We can observe that during the development phase is where more bugs are added to the code and it is here where it is more convenient to fix them, but in the final stages it raises the cost a lot, so I suggest integrating during the Software Development Life Cycle a tool like Checkmarx, which specializes in the static analysis of source code in order to identify vulnerabilities and thus reduce security risks in any organization. The integration of this tool to our SDLC helps us to automate the hard work of analyzing our code and not only that but we will have a Secure Software Development Life Cycle, or S-SDLC, and if our organization is a mature one then we will not only have a DevOps but now we will have a SecDevOps.
I have used this specialized tool to carry out the challenging job of analyzing source code for security vulnerabilities. It is also important to note that Checkmarx is a leader in this category in the Gartner quadrant. The Checkmarx module for this task is called CxSAST, Checkmark Static Application Security Testing. The goal is to secure the code from the start
Checkmarx goes beyond analyzing the correct code syntax and following good development practices, it analyzes the flow of information that our code performs and on these flows it performs the vulnerability analysis.

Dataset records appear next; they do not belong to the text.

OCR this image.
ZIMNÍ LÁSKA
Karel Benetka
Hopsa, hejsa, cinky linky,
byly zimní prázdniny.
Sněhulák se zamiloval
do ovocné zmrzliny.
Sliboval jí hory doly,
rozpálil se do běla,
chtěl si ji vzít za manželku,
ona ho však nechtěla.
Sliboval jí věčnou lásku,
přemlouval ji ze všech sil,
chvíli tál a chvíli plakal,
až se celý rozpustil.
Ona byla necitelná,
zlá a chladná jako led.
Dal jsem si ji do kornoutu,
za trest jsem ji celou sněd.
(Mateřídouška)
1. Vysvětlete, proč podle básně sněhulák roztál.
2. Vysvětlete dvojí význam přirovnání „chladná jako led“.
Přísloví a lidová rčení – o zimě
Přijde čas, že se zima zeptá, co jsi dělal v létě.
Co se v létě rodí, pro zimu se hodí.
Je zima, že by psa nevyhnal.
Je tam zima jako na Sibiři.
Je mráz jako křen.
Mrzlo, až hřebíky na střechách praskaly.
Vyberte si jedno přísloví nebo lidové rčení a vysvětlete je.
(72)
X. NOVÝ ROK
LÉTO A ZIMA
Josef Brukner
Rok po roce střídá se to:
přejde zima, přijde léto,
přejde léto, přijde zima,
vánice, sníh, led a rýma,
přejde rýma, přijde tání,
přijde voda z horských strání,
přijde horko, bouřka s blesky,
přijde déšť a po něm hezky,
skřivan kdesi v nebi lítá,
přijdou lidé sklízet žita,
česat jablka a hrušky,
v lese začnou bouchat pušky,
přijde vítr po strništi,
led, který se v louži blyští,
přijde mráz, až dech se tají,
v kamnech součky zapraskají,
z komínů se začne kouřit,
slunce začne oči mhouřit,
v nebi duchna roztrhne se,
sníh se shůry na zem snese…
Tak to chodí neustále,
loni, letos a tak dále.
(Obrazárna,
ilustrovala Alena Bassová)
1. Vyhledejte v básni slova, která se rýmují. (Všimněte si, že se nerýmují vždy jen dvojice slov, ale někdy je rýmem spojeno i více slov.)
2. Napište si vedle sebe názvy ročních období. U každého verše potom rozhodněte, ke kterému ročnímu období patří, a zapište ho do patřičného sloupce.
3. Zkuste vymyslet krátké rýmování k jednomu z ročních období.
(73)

Checkmarx supports several programming languages, just to mention a few:
• Node.JS and commonly used frameworks
• Apex and VisualForce
Mobile Development Languages
• Android (Java)
• Objective C
• PhoneGap and commonly used frameworks.
One of the features that makes Checkmarx different is that it offers the best place for vulnerability remediation. This helps us to save a lot of time in the repair and makes our life easier by indicating where to repair the code and fix the bugs at the source of the vulnerability. The effort to perform a scan is minimal since you practically only have to upload the code and Checkmarx will analyze it, requires no external dependencies to configure, and is easily integrated with various IDEs.
Checkmarx analyzes 200 thousand lines of code per hour approximately, depending on the hardware where Checkmarx lives, which demonstrates its great ability to analyze huge projects looking for weaknesses that we have created unintentionally, or have we?
The code can exist in several repositories or File Systems. Checkmarx can go after it in order to automate and facilitate vulnerability scanning.
Since Checkmarx is so easy to use, it is able to integrate with agile and DevOps development models, and we can have a SecDevOps very easily if we already have a DevOps model, which helps us to meet our deadlines not only of a functional product but also of a functional and secure product.
In order to adapt to agile development models, Checkmarx offers remediations of detected vulnerabilities, we can copy and paste the remediation, and Checkmarx even explains why it is a vulnerability.
Checkmarx has been developed to facilitate the security of our developments and make our life easier, because we can assign and track vulnerabilities to be fixed by a specific developer, we can even create our own custom scanning rules, that's how flexible Checkmarx is.